Greitens is referring to Sen. Kiki Curls, D-Kansas City, and Sen. Bob Dixon, R-Springfield, who recently sang kumbaya on the Senate floor. The singing might have helped to shut down Republican infighting in recent weeks that Greitens has participated in.
Senators have also been known to read on the floor to stall a proposal up for debate that they oppose. The delay tactic is also used when members are trying to work out a compromise during floor debate.
Greitens indicates that he could call a special session.
“Sometimes when you don’t complete all of your work, you need to go to summer school,” says Greitens.
He says he’ll review the legislative bills on his desk and make a decision about a special session in the near future. Lawmakers have passed 59 policy bills and 16 budget bills.
Greitens says he’s proud of legislation passing this session that would ban mandatory union fees in the workplace and another measure that would notify the public when a law enforcement officer is attacked.
He’s not giving himself a grade but describes his administration as the most successful start of a conservative administration in a generation.
Greitens butted heads this session with members of the General Assembly, most notably Sen. Rob Schaaf, R-St. Joseph. Schaaf repeatedly criticized Greitens for refusing to release information about some campaign donations.
In April, a political action committee formed to further Greitens’ agenda took on Schaaf by releasing attack ads implying that Schaaf is liberal and opposes legislation backed by the party. Schaaf criticized Greitens, claiming the ads were misleading, and stated he was a strong proponent of banning lobbyist gifts and changes to campaign finance laws.
Senators spent several hours one evening in late January debating a measure about a pay raise for state legislators and statewide elected officials. State senators and representatives would have received a $1,800 raise while statewide officeholders would have gotten an 8% pay increase in the next two years.

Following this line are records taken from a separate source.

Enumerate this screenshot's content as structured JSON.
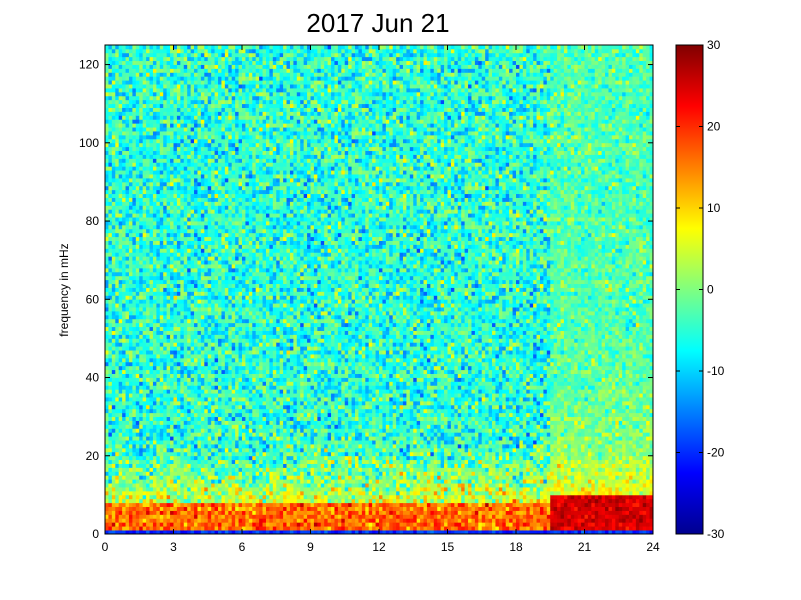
{
  "chart_data": {
    "type": "heatmap",
    "title": "2017 Jun 21",
    "xlabel": "",
    "ylabel": "frequency in mHz",
    "xlim": [
      0,
      24
    ],
    "ylim": [
      0,
      125
    ],
    "x_ticks": [
      "0",
      "3",
      "6",
      "9",
      "12",
      "15",
      "18",
      "21",
      "24"
    ],
    "y_ticks": [
      "0",
      "20",
      "40",
      "60",
      "80",
      "100",
      "120"
    ],
    "colorbar": {
      "colormap": "jet",
      "range": [
        -30,
        30
      ],
      "ticks": [
        "-30",
        "-20",
        "-10",
        "0",
        "10",
        "20",
        "30"
      ]
    },
    "features": {
      "background_level": -5,
      "low_frequency_band_mHz": [
        0,
        25
      ],
      "low_frequency_level": 12,
      "strong_activity_hours": [
        19.5,
        24
      ],
      "strong_activity_level": 28,
      "lowest_row_level": -20
    }
  }
}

Media reports said Greitens camped out in Senate President Pro Tem Ron Richard’s office to speak to Senators who favored a pay increase. Greitens reportedly used tactics that night that rubbed some of his colleagues the wrong way. One criticism was that he was trying to twist lawmakers’ arms and pressure them into voting against a pay raise. Sen. Jamilah Nasheed, D-St. Louis, said she did not condone his behavior but said he’s more involved than the previous governor.
When it was time to vote, the Senate rejected the pay increase.